Coronary arteries (CAs) stem from the aorta at 2 highly stereotyped locations, deviations from which can cause myocardial ischemia and death. CA stems form during embryogenesis when peritruncal blood vessels encircle the cardiac outflow tract and invade the aorta, but the underlying patterning mechanisms are poorly understood. Here, using murine models, we demonstrated that VEGF-C-deficient hearts have severely hypoplastic peritruncal vessels, resulting in delayed and abnormally positioned CA stems. We observed that VEGF-C is widely expressed in the outflow tract, while cardiomyocytes develop specifically within the aorta at stem sites where they surround maturing CAs in both mouse and human hearts. Mice heterozygous for islet 1 (Isl1) exhibited decreased aortic cardiomyocytes and abnormally low CA stems. In hearts with outflow tract rotation defects, misplaced stems were associated with shifted aortic cardiomyocytes, and myocardium induced ectopic connections with the pulmonary artery in culture.
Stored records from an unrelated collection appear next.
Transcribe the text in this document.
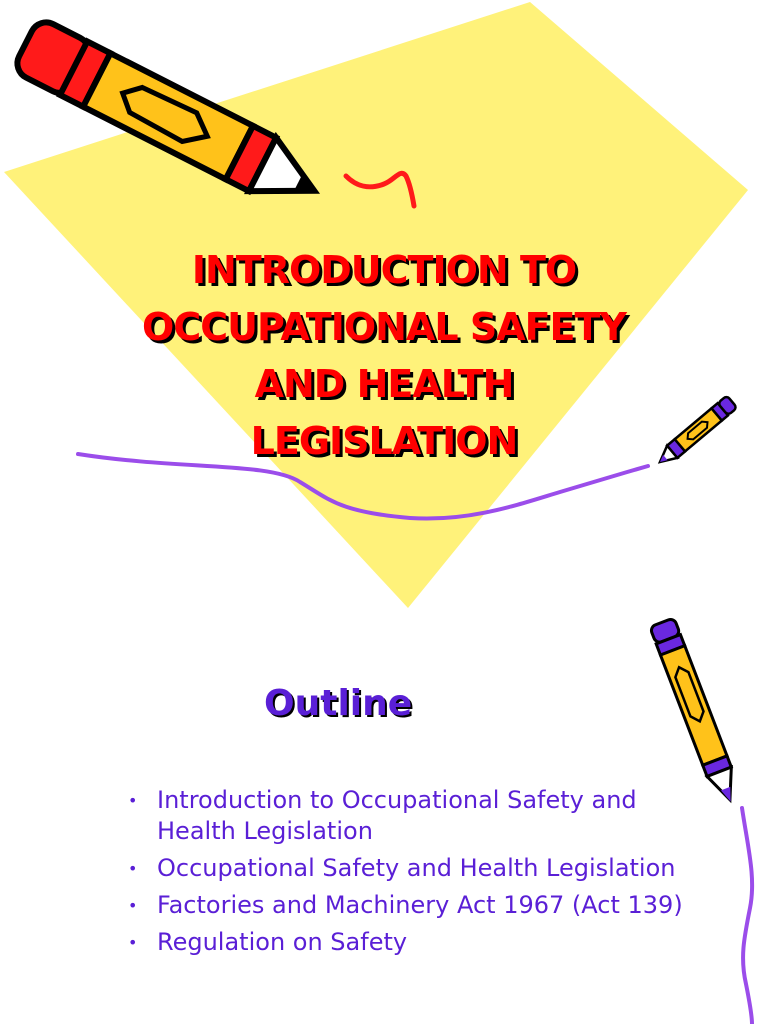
INTRODUCTION TO
OCCUPATIONAL SAFETY
AND HEALTH
LEGISLATION
Outline
• Introduction to Occupational Safety and Health Legislation
• Occupational Safety and Health Legislation
• Factories and Machinery Act 1967 (Act 139)
• Regulation on Safety
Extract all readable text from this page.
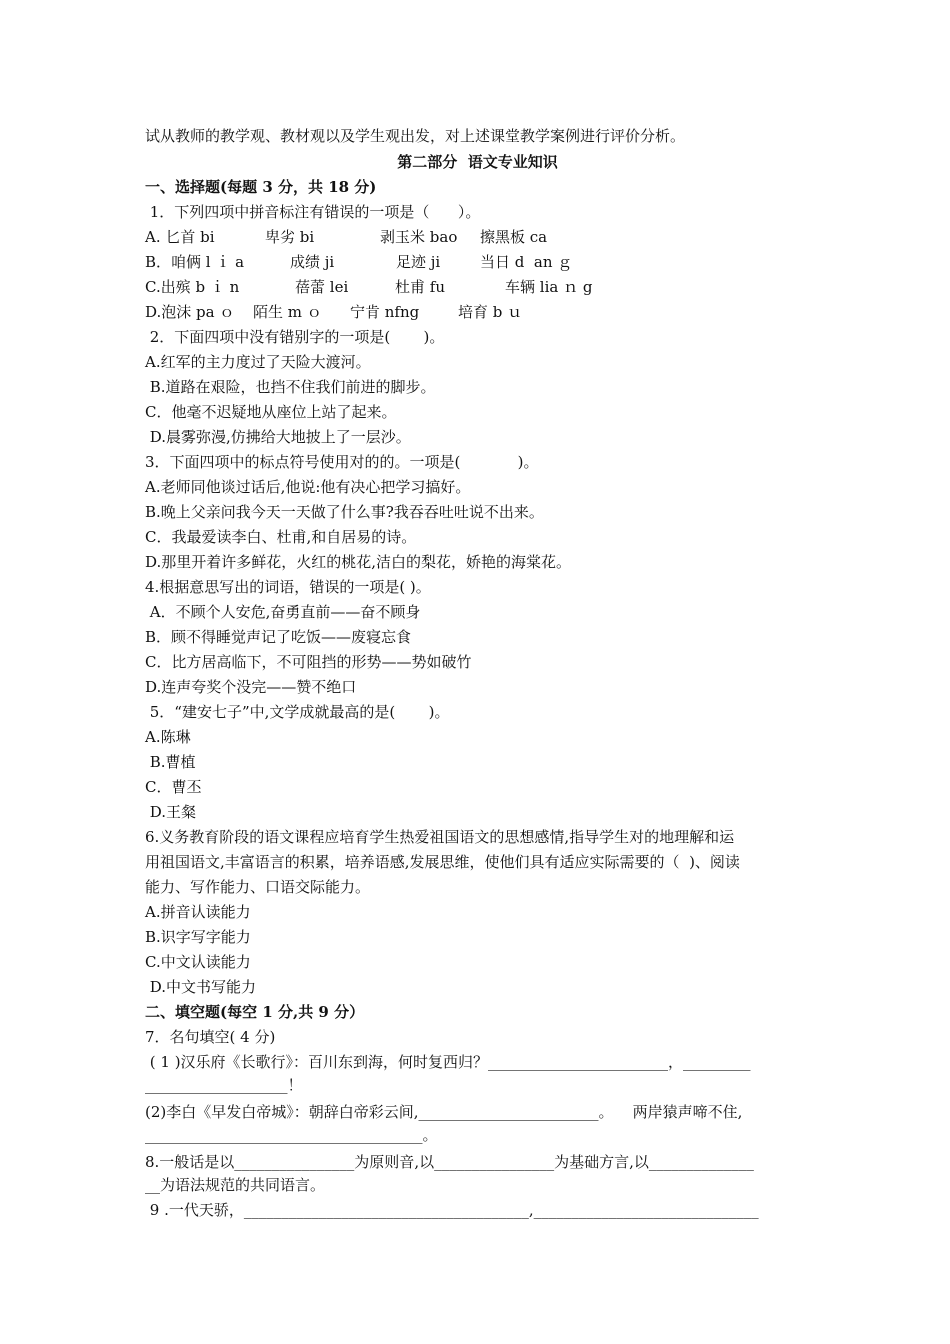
试从教师的教学观、教材观以及学生观出发，对上述课堂教学案例进行评价分析。
第二部分  语文专业知识
一、选择题(每题 3 分，共 18 分)
1．下列四项中拼音标注有错误的一项是（      ）。
A. 匕首 bi	卑劣 bi	剥玉米 bao	擦黑板 ca
B．咱俩 l ｉ a	成绩 ji	足迹 ji	当日 d  an ｇ
C.出殡 b ｉ n	蓓蕾 lei	杜甫 fu	车辆 lia ｎ g
D.泡沫 pa ｏ	陌生 m ｏ	宁肯 nfng	培育 b ｕ
2．下面四项中没有错别字的一项是(       )。
A.红军的主力度过了天险大渡河。
B.道路在艰险，也挡不住我们前进的脚步。
C．他毫不迟疑地从座位上站了起来。
D.晨雾弥漫,仿拂给大地披上了一层沙。
3．下面四项中的标点符号使用对的的。一项是(            )。
A.老师同他谈过话后,他说:他有决心把学习搞好。
B.晚上父亲问我今天一天做了什么事?我吞吞吐吐说不出来。
C．我最爱读李白、杜甫,和自居易的诗。
D.那里开着许多鲜花，火红的桃花,洁白的梨花，娇艳的海棠花。
4.根据意思写出的词语，错误的一项是( )。
A．不顾个人安危,奋勇直前——奋不顾身
B．顾不得睡觉声记了吃饭——废寝忘食
C．比方居高临下，不可阻挡的形势——势如破竹
D.连声夸奖个没完——赞不绝口
5．“建安七子”中,文学成就最高的是(       )。
A.陈琳
B.曹植
C．曹丕
D.王粲
6.义务教育阶段的语文课程应培育学生热爱祖国语文的思想感情,指导学生对的地理解和运
用祖国语文,丰富语言的积累，培养语感,发展思维，使他们具有适应实际需要的（  )、阅读
能力、写作能力、口语交际能力。
A.拼音认读能力
B.识字写字能力
C.中文认读能力
D.中文书写能力
二、填空题(每空 1 分,共 9 分）
7．名句填空( 4 分)
( 1 )汉乐府《长歌行》：百川东到海，何时复西归？________________________，_________
___________________！
(2)李白《早发白帝城》：朝辞白帝彩云间,________________________。    两岸猿声啼不住,
_____________________________________。
8.一般话是以________________为原则音,以________________为基础方言,以______________
__为语法规范的共同语言。
9 .一代天骄，______________________________________,______________________________
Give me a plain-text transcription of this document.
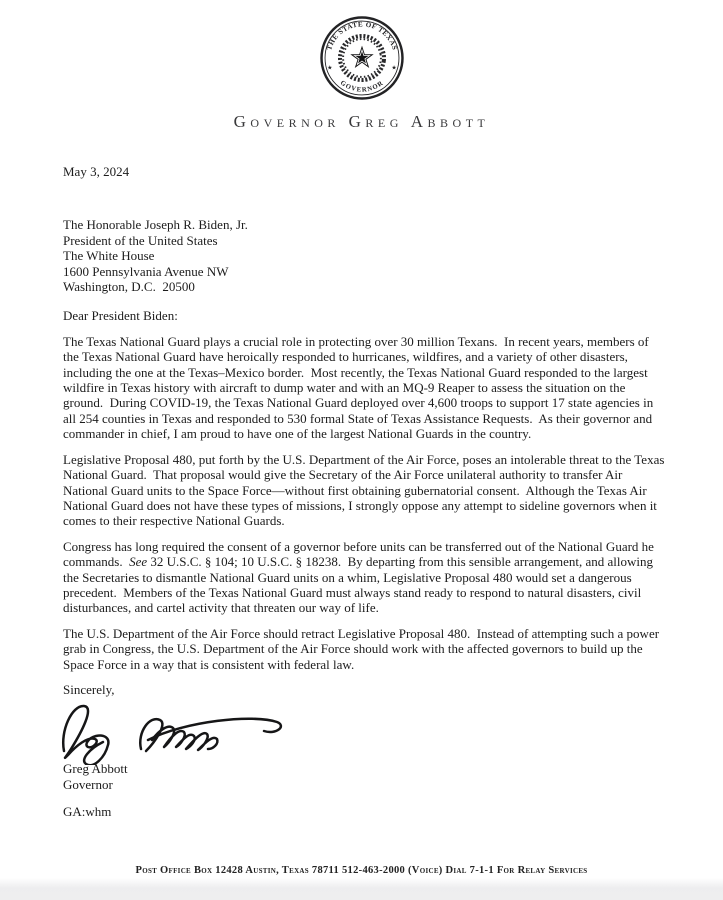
THE STATE OF TEXAS
GOVERNOR
★	★
Governor Greg Abbott
May 3, 2024
The Honorable Joseph R. Biden, Jr.
President of the United States
The White House
1600 Pennsylvania Avenue NW
Washington, D.C.  20500
Dear President Biden:

The Texas National Guard plays a crucial role in protecting over 30 million Texans.  In recent years, members of the Texas National Guard have heroically responded to hurricanes, wildfires, and a variety of other disasters, including the one at the Texas–Mexico border.  Most recently, the Texas National Guard responded to the largest wildfire in Texas history with aircraft to dump water and with an MQ-9 Reaper to assess the situation on the ground.  During COVID-19, the Texas National Guard deployed over 4,600 troops to support 17 state agencies in all 254 counties in Texas and responded to 530 formal State of Texas Assistance Requests.  As their governor and commander in chief, I am proud to have one of the largest National Guards in the country.

Legislative Proposal 480, put forth by the U.S. Department of the Air Force, poses an intolerable threat to the Texas National Guard.  That proposal would give the Secretary of the Air Force unilateral authority to transfer Air National Guard units to the Space Force—without first obtaining gubernatorial consent.  Although the Texas Air National Guard does not have these types of missions, I strongly oppose any attempt to sideline governors when it comes to their respective National Guards.

Congress has long required the consent of a governor before units can be transferred out of the National Guard he commands.  See 32 U.S.C. § 104; 10 U.S.C. § 18238.  By departing from this sensible arrangement, and allowing the Secretaries to dismantle National Guard units on a whim, Legislative Proposal 480 would set a dangerous precedent.  Members of the Texas National Guard must always stand ready to respond to natural disasters, civil disturbances, and cartel activity that threaten our way of life.

The U.S. Department of the Air Force should retract Legislative Proposal 480.  Instead of attempting such a power grab in Congress, the U.S. Department of the Air Force should work with the affected governors to build up the Space Force in a way that is consistent with federal law.

Sincerely,
Greg Abbott
Governor
GA:whm
Post Office Box 12428 Austin, Texas 78711 512-463-2000 (Voice) Dial 7-1-1 For Relay Services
These data support a model in which CA stem development first requires VEGF-C to stimulate vessel growth around the outflow tract. Then, aortic cardiomyocytes facilitate interactions between peritruncal vessels and the aorta. Derangement of either step can lead to mispatterned CA stems. Studying this niche for cardiomyocyte development, and its relationship with CAs, has the potential to identify methods for stimulating vascular regrowth as a treatment for cardiovascular disease.